Staphylococcus pseudolugdunensis sp. nov., a pyrrolidonyl arylamidase/ornithine decarboxylase-positive bacterium isolated from blood cultures

Twelve coagulase-negative staphylococcal isolates recovered from blood cultures with positive pyrrolidonyl arylamidase and ornithine decarboxylase reactions were identified as Staphylococcus lugdunensis by the clinical microbiology laboratory.
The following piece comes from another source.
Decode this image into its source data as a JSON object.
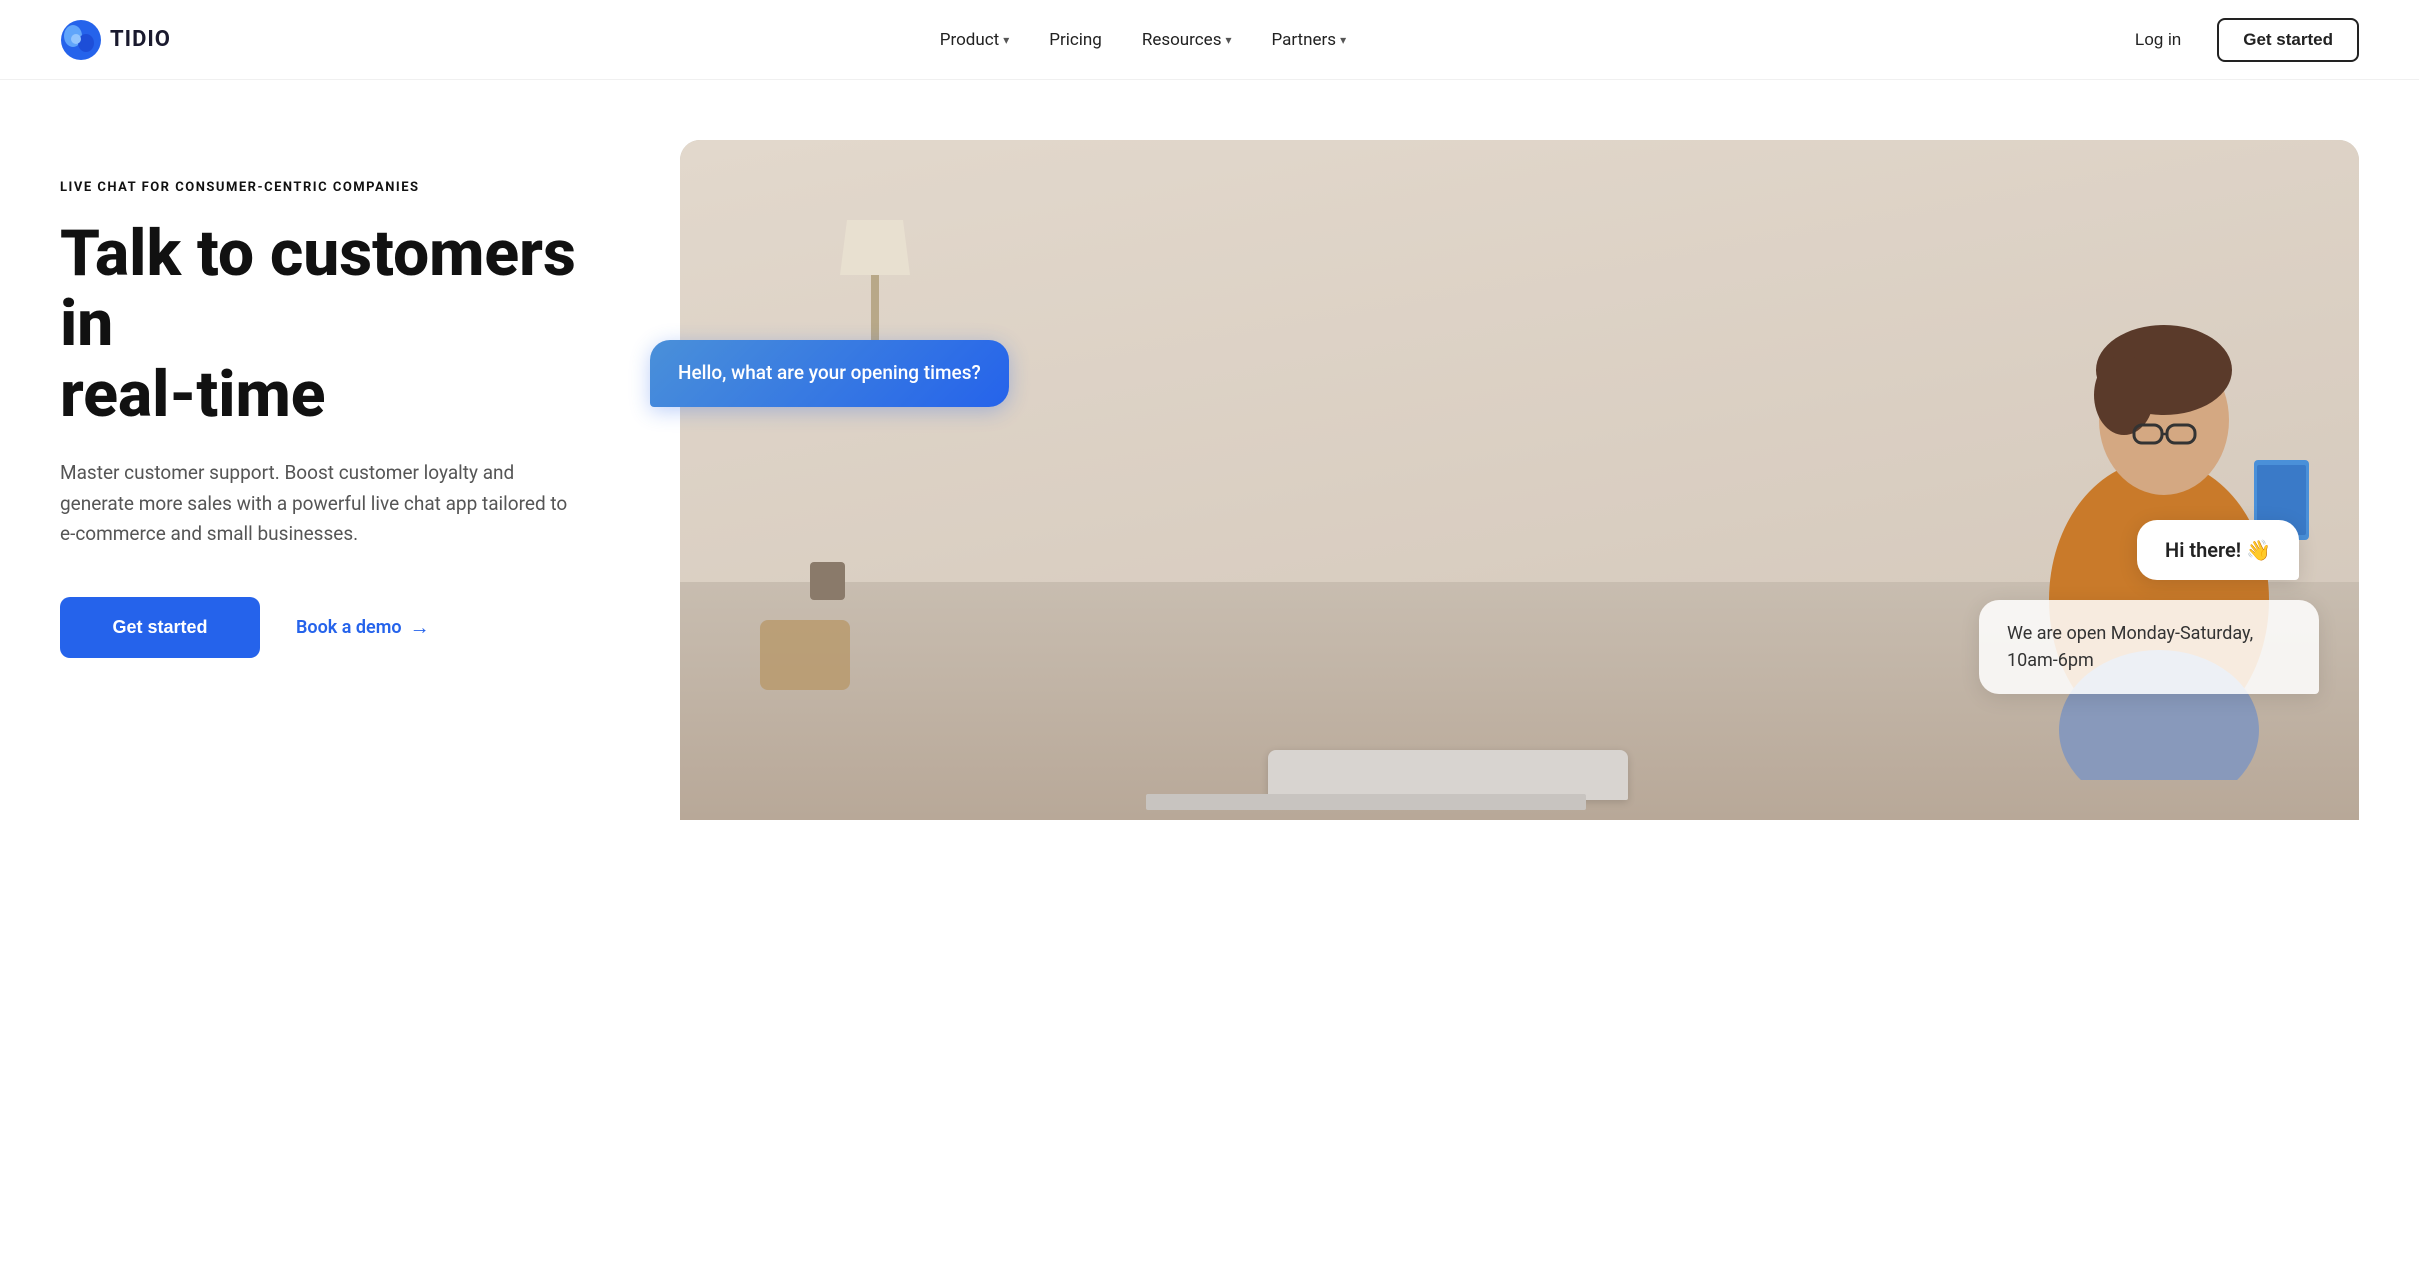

However, none of these 12 isolates were recognized by a S. lugdunensis translation elongation factor Tu (tuf) gene-specific probe. Under the API STAPH V4.0 identification system (bioMérieux, Durham, NC), 8 of these 12 isolates could not be identified with low discrimination scores, and 4 were identified as Kocuria varians/rosea with identification probabilities that ranged from 95.5% to 99.6%. All 12 isolates possessed identical partial 16S rRNA gene sequences, and the full 16S rRNA gene sequences of the prototype strain B006 were closely related to a tentatively assigned “Staphylococcus pettenkoferi”. All 12 isolates had identical partial tuf gene sequences corresponding to 666 to 858 nucleotide positions, and the 1188-base pair full tuf sequences of B006 strain were mostly related to 2 Staphylococcus epidermidis isolates with a 93.02% similarity. Two isolates, which were recovered from the same patient over a 16-day interval, were considered to be a pathogen causing an intravenous line-associated infection; the remaining 10 isolates were considered to be skin contaminants. Biochemical tests currently used in the clinical microbiology laboratory to identify S. lugdunensis appear to lack specificity in identifying these isolates. On the basis of the close biochemical reactions with S. lugdunensis and phylogenetic evidence, these isolates are proposed the designation Staphylococcus pseudolugdunensis sp. nov.